Tom Brady’s 4-game suspension, handed down by NFL commissioner Roger Goodell, has been reinstated by an appeals court today. In a 2-to-1 decision, a panel of the United States Court of Appeals for the Second Circuit in Manhattan on Monday reinstated the suspension of Brady, the New England Patriots quarterback. Their ruling overturned a lower-court decision that had voided the N.F.L.’s suspension.
This basically ruled that the Brady punishment for the famous “Deflategate” scandal (a scheme to deflate footballs used in a playoff game), which was overturned by a court ruling last summer, is back in place.
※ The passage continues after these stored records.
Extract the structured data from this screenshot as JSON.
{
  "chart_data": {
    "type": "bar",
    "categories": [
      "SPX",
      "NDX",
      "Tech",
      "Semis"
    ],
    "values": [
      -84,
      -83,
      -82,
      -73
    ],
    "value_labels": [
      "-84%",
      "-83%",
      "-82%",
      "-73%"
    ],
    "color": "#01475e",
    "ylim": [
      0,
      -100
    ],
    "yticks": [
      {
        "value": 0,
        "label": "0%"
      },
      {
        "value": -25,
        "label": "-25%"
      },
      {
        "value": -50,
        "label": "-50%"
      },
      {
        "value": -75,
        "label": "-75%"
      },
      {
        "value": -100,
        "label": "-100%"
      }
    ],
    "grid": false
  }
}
His team argued that Brady was unfairly punished for his limited involvement in the scheme, but Goodall issued the 4-game suspension due to his not being fully compliant with the N.F.L.’s investigation of the scandal.
The judges did not consider the much discussed underlying facts of the case, including the science of football deflation, but looked solely at whether Goodell, as arbitrator, acted in the spirit of the collective bargaining agreement.
“We hold that the commissioner properly exercised this broad discretion under the collective bargaining agreement and that his procedural rulings were properly grounded in that agreement and did not deprive Brady of fundamental fairness,” Judges Barrington Daniels Parker Jr. and Denny Chin wrote in their opinion. “Accordingly, we reverse the judgment of the district court and remain with instructions to confirm the award.”
Brady can now appeal the decision to the full Second Circuit or even to the Supreme Court, but legal experts feel that both options are long shots for a successful verdict.